Europa-Grüner Bütikofer über Energiepolitik: Die Illusion der deutschen Industrie
Der Grünen-Politiker Bütikofer über Rohstoffe, neue Marktmächte und warum er die Rohstoffpartnerschaft zwischen Deutschland und Kasachstan für einen Irrweg hält.
taz: Deutschland und Kasachstan schließen heute eine Rohstoffpartnerschaft. Wird das die Versorgung Deutschlands mit knappen Metallen sicherstellen?
Reinhard Bütikofer: Mit den Rohstoffpartnerschaften läuft die Bundesregierung der Entwicklung hinterher. Gleichzeitig vernachlässigt sie erfolgversprechende Konzepte. Das Rohstoffproblem lässt sich nicht lösen, indem einzelne Länder versuchen, sich in Verträgen privilegierte Zugänge zu sichern. Zentral sind Ansätze, die von der Bundesregierung bis jetzt nicht ernst genommen werden: Rohstoffeffizienz und Recycling.
Die stehen in jedem Rohstoffkonzept, weshalb werden sie dann nicht vorangetrieben?
Man müsste eine Vielzahl von Instrumenten benutzen. Das fängt beim Ökodesign an, also einem Design, was den ganzen Lebenszyklus eines Produkts betrachtet. Wichtig wären Recyclingquoten für die öffentliche Beschaffung, außerdem brauchen wir bessere Sammelmechanismen.
Wir brauchen Vorgaben für Ressourceneffizienzziele und klare Indikatoren. Man kann auch über bestimmte Ressourcensteuern nachdenken. Natürlich sind Forschung und Entwicklung eine zentrale Sache. Vieles davon hat die EU-Kommission thematisiert, aber Deutschland blockiert.

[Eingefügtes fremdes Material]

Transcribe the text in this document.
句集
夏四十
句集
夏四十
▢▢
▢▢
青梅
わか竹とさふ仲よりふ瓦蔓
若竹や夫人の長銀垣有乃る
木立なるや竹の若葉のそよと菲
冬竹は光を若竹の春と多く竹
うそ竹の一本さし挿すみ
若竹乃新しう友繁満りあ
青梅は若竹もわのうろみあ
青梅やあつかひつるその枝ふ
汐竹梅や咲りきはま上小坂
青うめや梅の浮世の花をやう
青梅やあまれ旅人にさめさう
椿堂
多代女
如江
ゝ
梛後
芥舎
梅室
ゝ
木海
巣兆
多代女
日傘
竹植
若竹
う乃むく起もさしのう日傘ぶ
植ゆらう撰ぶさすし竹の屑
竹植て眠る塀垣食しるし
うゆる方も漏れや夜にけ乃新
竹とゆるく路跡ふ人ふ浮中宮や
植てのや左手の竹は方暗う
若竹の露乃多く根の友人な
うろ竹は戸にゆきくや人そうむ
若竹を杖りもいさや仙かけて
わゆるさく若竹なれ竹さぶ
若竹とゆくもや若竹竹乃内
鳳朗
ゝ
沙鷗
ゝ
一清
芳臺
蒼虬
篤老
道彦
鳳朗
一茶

Auf dem Rohstoffmarkt herrscht starke Konzentration. Lässt sich da etwas machen?
Das ist sehr schwer. Durch die aktuelle Fusion der Schweizer Rohstoffkonzerne Glencore und Xstrata etwa entsteht ein Unternehmen, dass im Bereich Kraftwerkskohle oder Zink eine größere Marktmacht hat als Saudi-Arabien beim Öl. Die deutsche Industrie läuft einer Illusion hinterher, wenn sie glaubt, mit ihrer Rohstoffallianz, einer Einkaufsgemeinschaft, darauf effektiv reagieren zu können.
Die Bundesregierung reagiert mit bilateralen Lösungen. Ist das erfolgversprechend?
69 Jahre alt, ist seit 2009 Mitglied des Europaparlaments, wo er als Sprecher der Europagruppe der Grünen und Mitglied des Ausschusses für Industrie, Forschung und Energie agiert.
Nein, auf internationaler Ebene ist ein multilaterales Vorgehen nötig. Wir müssen mit Schwellenländern und rohstoffreichen armen Ländern gemeinsam eine Governancestruktur entwickeln, die beiden Seiten zugute kommen.
Hinsichtlich internationaler Governance bleibt der Bereich der Metalle weit hinter dem Energiesektor mit der Internationalen Energieagentur oder der Internationalen Agentur für Erneuerbare Energien zurück. Für Metalle gibt es so etwas nicht, weil die westlichen Länder sich bis jetzt problemlos Zugang zu Ressourcen verschaffen konnten. Das verschiebt sich jetzt.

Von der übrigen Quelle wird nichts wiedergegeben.